Although this book contains many fascinating stories that stem from his dysfunctional childhood rather than his Asperger's Syndrome, Robinson's experiences and viewpoint sheds a great deal of light on an "Aspergian's" way of thinking. I have a nephew who has been diagnosed with Asperger's and a brother and sister-in-law who constantly seek balance between his way of seeing things and their own understanding. I found myself asking my sister-in-law the question, "Do you think he needs a cure?" Who is to say? Robinson made clear in his book that while he has learned a great deal about appropriate social responses through trial and error, he still finds them unnatural and really, more to the point, unnecessary.
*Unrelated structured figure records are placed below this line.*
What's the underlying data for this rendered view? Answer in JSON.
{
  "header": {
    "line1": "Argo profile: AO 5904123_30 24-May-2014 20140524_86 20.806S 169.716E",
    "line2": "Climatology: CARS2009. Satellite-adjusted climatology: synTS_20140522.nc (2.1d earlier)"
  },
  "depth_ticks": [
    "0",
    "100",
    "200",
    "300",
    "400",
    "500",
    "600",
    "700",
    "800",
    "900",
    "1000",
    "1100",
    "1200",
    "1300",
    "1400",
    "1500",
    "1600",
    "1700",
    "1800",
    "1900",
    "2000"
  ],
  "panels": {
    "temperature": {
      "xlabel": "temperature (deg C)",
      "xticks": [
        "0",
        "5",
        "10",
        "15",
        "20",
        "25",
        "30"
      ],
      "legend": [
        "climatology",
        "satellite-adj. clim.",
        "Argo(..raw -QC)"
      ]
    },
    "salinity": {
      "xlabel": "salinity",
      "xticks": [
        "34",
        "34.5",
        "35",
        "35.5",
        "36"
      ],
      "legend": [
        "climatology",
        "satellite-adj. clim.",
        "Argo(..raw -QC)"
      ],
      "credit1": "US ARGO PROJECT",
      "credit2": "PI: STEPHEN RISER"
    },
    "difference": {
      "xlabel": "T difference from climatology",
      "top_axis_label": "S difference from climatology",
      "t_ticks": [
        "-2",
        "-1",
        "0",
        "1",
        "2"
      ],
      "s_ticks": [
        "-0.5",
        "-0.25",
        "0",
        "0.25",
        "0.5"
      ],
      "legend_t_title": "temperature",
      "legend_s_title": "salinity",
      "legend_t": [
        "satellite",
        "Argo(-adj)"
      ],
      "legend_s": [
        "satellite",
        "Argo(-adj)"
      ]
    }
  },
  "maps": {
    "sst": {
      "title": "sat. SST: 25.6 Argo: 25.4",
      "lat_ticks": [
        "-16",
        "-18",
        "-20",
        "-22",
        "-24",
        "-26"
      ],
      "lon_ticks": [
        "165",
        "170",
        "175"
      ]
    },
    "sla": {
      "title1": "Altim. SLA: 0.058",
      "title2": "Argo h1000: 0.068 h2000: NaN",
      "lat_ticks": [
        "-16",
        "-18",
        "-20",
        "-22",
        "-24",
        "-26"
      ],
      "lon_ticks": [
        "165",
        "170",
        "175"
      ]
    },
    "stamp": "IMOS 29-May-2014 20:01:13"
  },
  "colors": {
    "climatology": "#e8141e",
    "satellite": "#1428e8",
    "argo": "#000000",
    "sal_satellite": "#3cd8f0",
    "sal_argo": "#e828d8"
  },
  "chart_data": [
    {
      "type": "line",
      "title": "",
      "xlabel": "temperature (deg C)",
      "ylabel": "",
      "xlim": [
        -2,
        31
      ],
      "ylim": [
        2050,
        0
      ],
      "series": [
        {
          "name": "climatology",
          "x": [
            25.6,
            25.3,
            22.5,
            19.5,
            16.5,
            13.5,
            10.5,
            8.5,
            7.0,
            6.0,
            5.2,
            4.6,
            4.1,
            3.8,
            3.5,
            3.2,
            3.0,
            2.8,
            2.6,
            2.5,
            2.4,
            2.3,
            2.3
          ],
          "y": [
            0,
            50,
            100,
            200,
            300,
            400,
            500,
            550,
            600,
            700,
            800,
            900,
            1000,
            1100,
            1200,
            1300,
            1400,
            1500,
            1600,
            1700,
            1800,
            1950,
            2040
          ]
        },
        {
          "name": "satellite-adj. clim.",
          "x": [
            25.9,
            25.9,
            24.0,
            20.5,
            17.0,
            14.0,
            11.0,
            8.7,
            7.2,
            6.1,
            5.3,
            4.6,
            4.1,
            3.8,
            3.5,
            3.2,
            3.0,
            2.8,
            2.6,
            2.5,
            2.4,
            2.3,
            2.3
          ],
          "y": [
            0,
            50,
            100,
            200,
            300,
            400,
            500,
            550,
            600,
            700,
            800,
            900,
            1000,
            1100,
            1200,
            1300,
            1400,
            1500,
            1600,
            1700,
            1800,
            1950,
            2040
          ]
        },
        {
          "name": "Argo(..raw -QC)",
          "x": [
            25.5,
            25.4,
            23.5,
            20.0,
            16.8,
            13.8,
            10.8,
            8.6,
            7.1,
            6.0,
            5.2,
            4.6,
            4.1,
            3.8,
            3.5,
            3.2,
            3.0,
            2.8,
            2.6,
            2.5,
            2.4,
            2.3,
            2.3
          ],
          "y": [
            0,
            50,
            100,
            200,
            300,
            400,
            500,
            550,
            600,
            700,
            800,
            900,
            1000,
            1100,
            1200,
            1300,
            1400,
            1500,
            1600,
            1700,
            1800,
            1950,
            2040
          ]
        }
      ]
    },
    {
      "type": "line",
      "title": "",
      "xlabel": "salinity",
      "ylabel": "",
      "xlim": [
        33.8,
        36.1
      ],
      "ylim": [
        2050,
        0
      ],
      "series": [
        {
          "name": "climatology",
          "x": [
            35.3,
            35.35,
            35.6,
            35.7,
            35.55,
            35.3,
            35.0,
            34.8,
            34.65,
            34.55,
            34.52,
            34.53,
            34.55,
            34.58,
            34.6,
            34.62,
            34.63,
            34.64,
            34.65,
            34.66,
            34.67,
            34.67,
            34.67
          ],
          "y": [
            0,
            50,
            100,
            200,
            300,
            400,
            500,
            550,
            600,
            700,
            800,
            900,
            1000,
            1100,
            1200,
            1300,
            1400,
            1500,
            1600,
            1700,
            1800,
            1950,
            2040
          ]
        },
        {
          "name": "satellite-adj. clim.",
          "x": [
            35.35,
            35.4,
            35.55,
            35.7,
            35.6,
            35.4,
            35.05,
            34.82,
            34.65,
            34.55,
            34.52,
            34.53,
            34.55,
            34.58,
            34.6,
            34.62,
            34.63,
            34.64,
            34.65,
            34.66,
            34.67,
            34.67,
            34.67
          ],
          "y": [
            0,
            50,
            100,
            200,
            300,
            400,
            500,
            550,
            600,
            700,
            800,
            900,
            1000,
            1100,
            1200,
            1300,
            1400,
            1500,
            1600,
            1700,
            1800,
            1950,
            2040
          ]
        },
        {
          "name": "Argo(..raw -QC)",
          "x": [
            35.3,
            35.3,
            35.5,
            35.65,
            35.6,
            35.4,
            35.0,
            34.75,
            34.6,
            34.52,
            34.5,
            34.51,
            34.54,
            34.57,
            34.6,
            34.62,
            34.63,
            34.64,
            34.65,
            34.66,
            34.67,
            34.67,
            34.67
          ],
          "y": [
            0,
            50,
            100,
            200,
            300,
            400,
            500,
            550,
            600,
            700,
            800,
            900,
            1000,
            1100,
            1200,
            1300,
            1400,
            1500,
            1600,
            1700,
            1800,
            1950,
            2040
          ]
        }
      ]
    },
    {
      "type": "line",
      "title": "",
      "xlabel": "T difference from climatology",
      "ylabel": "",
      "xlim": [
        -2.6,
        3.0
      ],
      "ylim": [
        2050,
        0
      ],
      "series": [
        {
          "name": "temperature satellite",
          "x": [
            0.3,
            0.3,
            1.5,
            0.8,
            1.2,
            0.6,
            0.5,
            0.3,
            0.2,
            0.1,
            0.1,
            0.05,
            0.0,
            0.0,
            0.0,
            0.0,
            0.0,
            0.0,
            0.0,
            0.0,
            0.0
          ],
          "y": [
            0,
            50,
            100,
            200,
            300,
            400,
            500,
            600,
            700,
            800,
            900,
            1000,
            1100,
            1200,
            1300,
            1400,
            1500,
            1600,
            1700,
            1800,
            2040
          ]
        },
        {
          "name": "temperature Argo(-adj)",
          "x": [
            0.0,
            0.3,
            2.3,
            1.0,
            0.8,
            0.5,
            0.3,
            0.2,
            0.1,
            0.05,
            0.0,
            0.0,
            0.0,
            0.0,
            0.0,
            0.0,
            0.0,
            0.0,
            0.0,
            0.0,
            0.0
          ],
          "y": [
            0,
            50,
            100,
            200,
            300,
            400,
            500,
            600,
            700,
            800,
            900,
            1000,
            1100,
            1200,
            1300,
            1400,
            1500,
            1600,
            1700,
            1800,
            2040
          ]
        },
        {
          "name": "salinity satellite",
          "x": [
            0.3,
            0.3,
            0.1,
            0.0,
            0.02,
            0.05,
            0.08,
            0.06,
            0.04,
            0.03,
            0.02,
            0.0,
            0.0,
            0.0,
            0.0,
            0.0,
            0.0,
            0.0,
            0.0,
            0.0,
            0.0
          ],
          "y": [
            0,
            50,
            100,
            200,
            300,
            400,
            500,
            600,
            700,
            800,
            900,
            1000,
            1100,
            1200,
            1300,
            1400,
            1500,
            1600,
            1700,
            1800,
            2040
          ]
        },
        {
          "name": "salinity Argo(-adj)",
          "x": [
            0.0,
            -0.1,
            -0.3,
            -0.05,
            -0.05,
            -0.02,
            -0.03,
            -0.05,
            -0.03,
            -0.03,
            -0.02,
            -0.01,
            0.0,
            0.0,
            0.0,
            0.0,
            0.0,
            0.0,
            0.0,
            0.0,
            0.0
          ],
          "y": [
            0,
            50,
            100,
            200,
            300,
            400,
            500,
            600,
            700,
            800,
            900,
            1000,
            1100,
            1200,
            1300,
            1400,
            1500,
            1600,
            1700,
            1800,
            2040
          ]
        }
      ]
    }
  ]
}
What is normal? How much of life's successes are social? What parts of our own personalities should be fixed? I mean, I can't imagine an enjoyable existence where we are all the same.
But, if Asperger's Syndrome falls on the Autism Spectrum, and we observe those with the kinds of autism that render them completely unable to connect to the outside world, certainly we feel they miss out on opportunities for relationships and meaningful experiences. Certainly we would choose a cure, if there was one to be found. So at what point of the spectrum do we intercede?
These are simply the questions that I had after reading this book. You may or may not have similar kinds. However, if you get a chance to read this illuminating book, you will definitely have a glimpse into a colorful and fascinating life.